Former Women’s Wear Daily textiles editor On-Ke Wilde died Monday at the age of 79.

She died of respiratory failure in her New York apartment, according to her daughter, Siobhan Wilde.

Wilde was born in Yakima, Wash., and grew up in Portland, Ore. But the Northwest’s near-constant cloud cover didn’t agree with her, so she headed East to get her MFA thanks to a painting scholarship she earned through The New School’s Parsons School of Design. Her undergraduate days were spent at Portland State University.

While her mother was a teacher and her father worked at a bank, Wilde and her three siblings took to painting and in one case drawing. (Her younger brother Yeu Bun joined her in Manhattan, after earning the same art scholarship that she had.) Living in Paris in the late Sixties, she met her husband James, a foreign correspondent for Time magazine, on a blind date.

“He proposed to her the next day, but they didn’t get married until a month later,” their daughter said with a laugh. “Of course, I thought that was perfectly normal while growing up. Then I realized how crazy they were.”

After school she had worked for a stint at WWD before moving to Paris. Once married, the couple lived in Kenya, Montreal, Rome and San Francisco before returning to New York in the Seventies. From 1978 through 1984, Wilde covered textiles for WWD. In the late Eighties, she and her husband returned to Kenya for a period. Overseas her working life had been more limited to setting up the occasional photo shoot, such as one at the Karen Blixen Museum at the foot of the Ngong Hills, and one in Rome.

In 1991, Wilde’s husband convinced Time to open the first Istanbul bureau of a major U.S. publication and took up his post there. Looking to retire there, he and his wife bought and restored a building in Cihangir and decorated it with the art and memorabilia they had amassed from their years of travels. They later lived in Rome as well.

After her husband died in 2008, Wilde returned to New York, going to the opera, taking drawing classes and visiting exhibitions. “She kind of had that life that you think you’re going to have, when you’re in New York. But the reality is you’re so busy working that you only read about the things that are happening. But she was actually out doing them,” her daughter said. “It was pretty ideal.”

Wilde also continued to travel to Turkey, where her daughter and her own family now live on a chicken farm in Antalya. Siobhan Wilde said, “That was kind of her escape. She would come out to depressurize a little bit in Turkey. But inevitably it would be too boring for her so she would come back to New York.”

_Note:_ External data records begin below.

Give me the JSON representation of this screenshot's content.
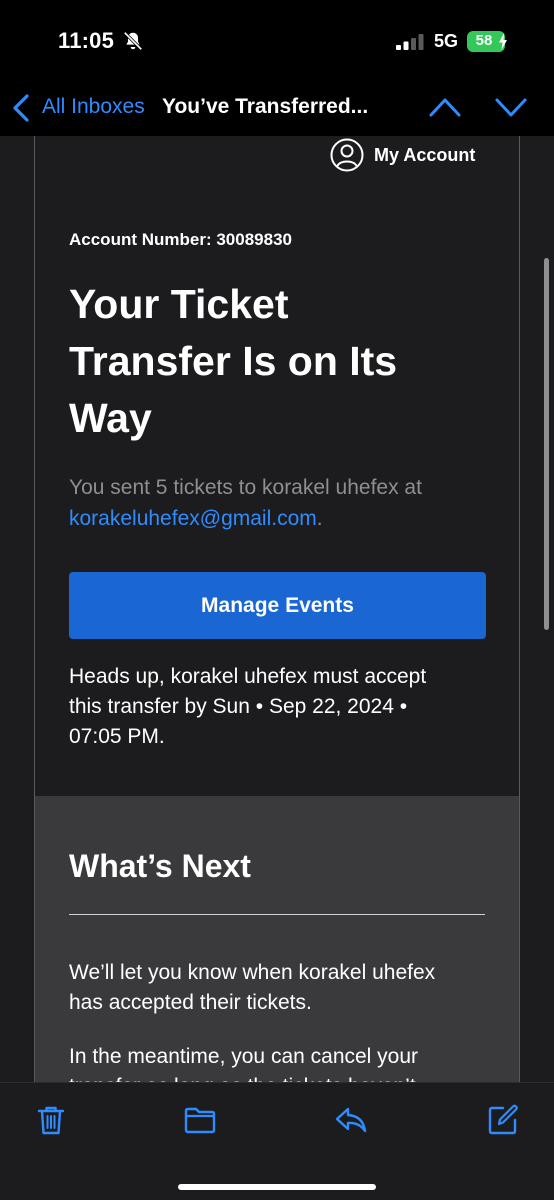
{
  "status_bar": {
    "time": "11:05",
    "network": "5G",
    "battery": "58"
  },
  "mail_nav": {
    "back_label": "All Inboxes",
    "subject": "You’ve Transferred..."
  },
  "email": {
    "account_link": "My Account",
    "account_number": "Account Number: 30089830",
    "headline_lines": [
      "Your Ticket",
      "Transfer Is on Its",
      "Way"
    ],
    "sent_text": "You sent 5 tickets to korakel uhefex at",
    "recipient_email": "korakeluhefex@gmail.com",
    "sent_suffix": ".",
    "manage_button": "Manage Events",
    "headsup_lines": [
      "Heads up, korakel uhefex must accept",
      "this transfer by Sun • Sep 22, 2024 •",
      "07:05 PM."
    ],
    "next_title": "What’s Next",
    "next_p1_lines": [
      "We’ll let you know when korakel uhefex",
      "has accepted their tickets."
    ],
    "next_p2_lines": [
      "In the meantime, you can cancel your",
      "transfer as long as the tickets haven’t"
    ]
  },
  "colors": {
    "accent": "#2f8cff",
    "button": "#1a66d2",
    "battery": "#34c759"
  }
}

Not one to ever leave her front door without looking pulled together, Wilde was more recognizable by many for her infectious laugh and enthusiasm. “There’s that Don Marquis poem ‘Takes Talent’ that refers to the two types of people in this world. One kind of person could tell you the secret of the universe and you would be bored to death. The other kind of person could tell you they had just bought 10 cents worth of napkins and you would be amazed and astonished,” Wilde said. “She could make anything exciting — even a plastic fork.”

Recalling how her mother wanted to listen to “Liebestod from ‘Tristan und Isolde’” after receiving headphones recently, Siobhan Wilde said of the aria, “It is the most devastating thing. She could listen to it every single day because she was not afraid of emotions at all. She drove straight into them.

“She used to tell me how great it was to be in love, and how the pain of being in love was so wonderful. Once I realized what she was talking about, I thought, ‘This is terrible — I’m so unhappy,’” her daughter said. “She was absolutely fearless.”